4 replies to this topic

[s2paik]

Recently I have transducted/transfected cells with a GFP tagged-protein, and observed that there were some noticeable difference
in protein expression (by fluorescence visualization) between the lentivirus transducted and plasmid transfected cells.
The sequence of plasmid used for virus transduction and transfection have been validated using sequencing. Same cell line was used.

Is this difference in expression between virus transducted and plasmid transfected cells expected?
If not, have anyone had any experience with such results, or have any suggestions/comments for this?

Theoretically, shouldn't the protein expression be the same?

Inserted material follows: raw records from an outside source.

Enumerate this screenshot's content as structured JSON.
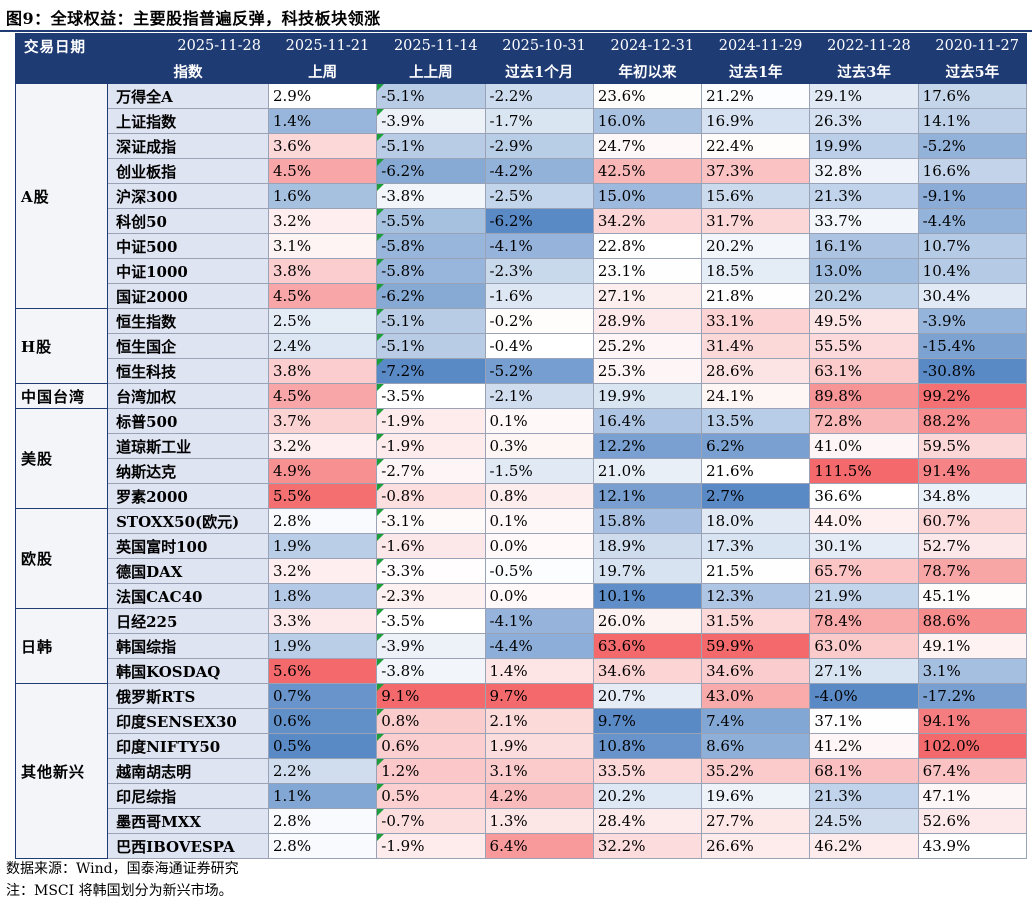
{
  "title": "图9：全球权益：主要股指普遍反弹，科技板块领涨",
  "header": {
    "date_label": "交易日期",
    "index_label": "指数",
    "dates": [
      "2025-11-28",
      "2025-11-21",
      "2025-11-14",
      "2025-10-31",
      "2024-12-31",
      "2024-11-29",
      "2022-11-28",
      "2020-11-27"
    ],
    "periods": [
      "上周",
      "上上周",
      "过去1个月",
      "年初以来",
      "过去1年",
      "过去3年",
      "过去5年"
    ]
  },
  "groups": [
    {
      "region": "A股",
      "rows": [
        {
          "name": "万得全A",
          "values": [
            "2.9%",
            "-5.1%",
            "-2.2%",
            "23.6%",
            "21.2%",
            "29.1%",
            "17.6%"
          ]
        },
        {
          "name": "上证指数",
          "values": [
            "1.4%",
            "-3.9%",
            "-1.7%",
            "16.0%",
            "16.9%",
            "26.3%",
            "14.1%"
          ]
        },
        {
          "name": "深证成指",
          "values": [
            "3.6%",
            "-5.1%",
            "-2.9%",
            "24.7%",
            "22.4%",
            "19.9%",
            "-5.2%"
          ]
        },
        {
          "name": "创业板指",
          "values": [
            "4.5%",
            "-6.2%",
            "-4.2%",
            "42.5%",
            "37.3%",
            "32.8%",
            "16.6%"
          ]
        },
        {
          "name": "沪深300",
          "values": [
            "1.6%",
            "-3.8%",
            "-2.5%",
            "15.0%",
            "15.6%",
            "21.3%",
            "-9.1%"
          ]
        },
        {
          "name": "科创50",
          "values": [
            "3.2%",
            "-5.5%",
            "-6.2%",
            "34.2%",
            "31.7%",
            "33.7%",
            "-4.4%"
          ]
        },
        {
          "name": "中证500",
          "values": [
            "3.1%",
            "-5.8%",
            "-4.1%",
            "22.8%",
            "20.2%",
            "16.1%",
            "10.7%"
          ]
        },
        {
          "name": "中证1000",
          "values": [
            "3.8%",
            "-5.8%",
            "-2.3%",
            "23.1%",
            "18.5%",
            "13.0%",
            "10.4%"
          ]
        },
        {
          "name": "国证2000",
          "values": [
            "4.5%",
            "-6.2%",
            "-1.6%",
            "27.1%",
            "21.8%",
            "20.2%",
            "30.4%"
          ]
        }
      ]
    },
    {
      "region": "H股",
      "rows": [
        {
          "name": "恒生指数",
          "values": [
            "2.5%",
            "-5.1%",
            "-0.2%",
            "28.9%",
            "33.1%",
            "49.5%",
            "-3.9%"
          ]
        },
        {
          "name": "恒生国企",
          "values": [
            "2.4%",
            "-5.1%",
            "-0.4%",
            "25.2%",
            "31.4%",
            "55.5%",
            "-15.4%"
          ]
        },
        {
          "name": "恒生科技",
          "values": [
            "3.8%",
            "-7.2%",
            "-5.2%",
            "25.3%",
            "28.6%",
            "63.1%",
            "-30.8%"
          ]
        }
      ]
    },
    {
      "region": "中国台湾",
      "rows": [
        {
          "name": "台湾加权",
          "values": [
            "4.5%",
            "-3.5%",
            "-2.1%",
            "19.9%",
            "24.1%",
            "89.8%",
            "99.2%"
          ]
        }
      ]
    },
    {
      "region": "美股",
      "rows": [
        {
          "name": "标普500",
          "values": [
            "3.7%",
            "-1.9%",
            "0.1%",
            "16.4%",
            "13.5%",
            "72.8%",
            "88.2%"
          ]
        },
        {
          "name": "道琼斯工业",
          "values": [
            "3.2%",
            "-1.9%",
            "0.3%",
            "12.2%",
            "6.2%",
            "41.0%",
            "59.5%"
          ]
        },
        {
          "name": "纳斯达克",
          "values": [
            "4.9%",
            "-2.7%",
            "-1.5%",
            "21.0%",
            "21.6%",
            "111.5%",
            "91.4%"
          ]
        },
        {
          "name": "罗素2000",
          "values": [
            "5.5%",
            "-0.8%",
            "0.8%",
            "12.1%",
            "2.7%",
            "36.6%",
            "34.8%"
          ]
        }
      ]
    },
    {
      "region": "欧股",
      "rows": [
        {
          "name": "STOXX50(欧元)",
          "values": [
            "2.8%",
            "-3.1%",
            "0.1%",
            "15.8%",
            "18.0%",
            "44.0%",
            "60.7%"
          ]
        },
        {
          "name": "英国富时100",
          "values": [
            "1.9%",
            "-1.6%",
            "0.0%",
            "18.9%",
            "17.3%",
            "30.1%",
            "52.7%"
          ]
        },
        {
          "name": "德国DAX",
          "values": [
            "3.2%",
            "-3.3%",
            "-0.5%",
            "19.7%",
            "21.5%",
            "65.7%",
            "78.7%"
          ]
        },
        {
          "name": "法国CAC40",
          "values": [
            "1.8%",
            "-2.3%",
            "0.0%",
            "10.1%",
            "12.3%",
            "21.9%",
            "45.1%"
          ]
        }
      ]
    },
    {
      "region": "日韩",
      "rows": [
        {
          "name": "日经225",
          "values": [
            "3.3%",
            "-3.5%",
            "-4.1%",
            "26.0%",
            "31.5%",
            "78.4%",
            "88.6%"
          ]
        },
        {
          "name": "韩国综指",
          "values": [
            "1.9%",
            "-3.9%",
            "-4.4%",
            "63.6%",
            "59.9%",
            "63.0%",
            "49.1%"
          ]
        },
        {
          "name": "韩国KOSDAQ",
          "values": [
            "5.6%",
            "-3.8%",
            "1.4%",
            "34.6%",
            "34.6%",
            "27.1%",
            "3.1%"
          ]
        }
      ]
    },
    {
      "region": "其他新兴",
      "rows": [
        {
          "name": "俄罗斯RTS",
          "values": [
            "0.7%",
            "9.1%",
            "9.7%",
            "20.7%",
            "43.0%",
            "-4.0%",
            "-17.2%"
          ]
        },
        {
          "name": "印度SENSEX30",
          "values": [
            "0.6%",
            "0.8%",
            "2.1%",
            "9.7%",
            "7.4%",
            "37.1%",
            "94.1%"
          ]
        },
        {
          "name": "印度NIFTY50",
          "values": [
            "0.5%",
            "0.6%",
            "1.9%",
            "10.8%",
            "8.6%",
            "41.2%",
            "102.0%"
          ]
        },
        {
          "name": "越南胡志明",
          "values": [
            "2.2%",
            "1.2%",
            "3.1%",
            "33.5%",
            "35.2%",
            "68.1%",
            "67.4%"
          ]
        },
        {
          "name": "印尼综指",
          "values": [
            "1.1%",
            "0.5%",
            "4.2%",
            "20.2%",
            "19.6%",
            "21.3%",
            "47.1%"
          ]
        },
        {
          "name": "墨西哥MXX",
          "values": [
            "2.8%",
            "-0.7%",
            "1.3%",
            "28.4%",
            "27.7%",
            "24.5%",
            "52.6%"
          ]
        },
        {
          "name": "巴西IBOVESPA",
          "values": [
            "2.8%",
            "-1.9%",
            "6.4%",
            "32.2%",
            "26.6%",
            "46.2%",
            "43.9%"
          ]
        }
      ]
    }
  ],
  "colors": {
    "header_bg": "#1f3b73",
    "positive": "#f4696b",
    "negative": "#5a8ac6",
    "neutral": "#ffffff"
  },
  "source": "数据来源：Wind，国泰海通证券研究",
  "note": "注：MSCI 将韩国划分为新兴市场。"
}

Any suggestion, comments are appreciated!!

[bob1]

What sort of difference?  Intensity? distribution? number of cells GFP+?...

[k_undertoe]

When you use a virus, the packaged virus has associated factors that allow it to be integrated and transcribed if it is a lentivirus/retrovirus.  Are you using an adenovirus? A sendai virus?  Depending on what your virus is, it can integrate stably or multiple times into the host genome to give expression at different levels.  The method of transfection/transduction is also dosage sensitive, giving a larger or smaller number of plasmid copies delivered into each cell.

[JoanaLapa]

Hello,

I'm working with astrocytes in mouse models and i would like to do transfection. Do you know what the best reagent to transfect this cells? Lipofectamine or Fugene 6 or other? A colege can order lipofectamine for me, but I'm afraid to buy and then it may not be the best method.  

Thank you!

[bob1]

Any of them should work, but the best one is difficult to say.  For primary cells, I would steer away from lipofectamine 2000, as it tends to be quite toxic.  If you can find one, electroporators are usually the best for primary cells.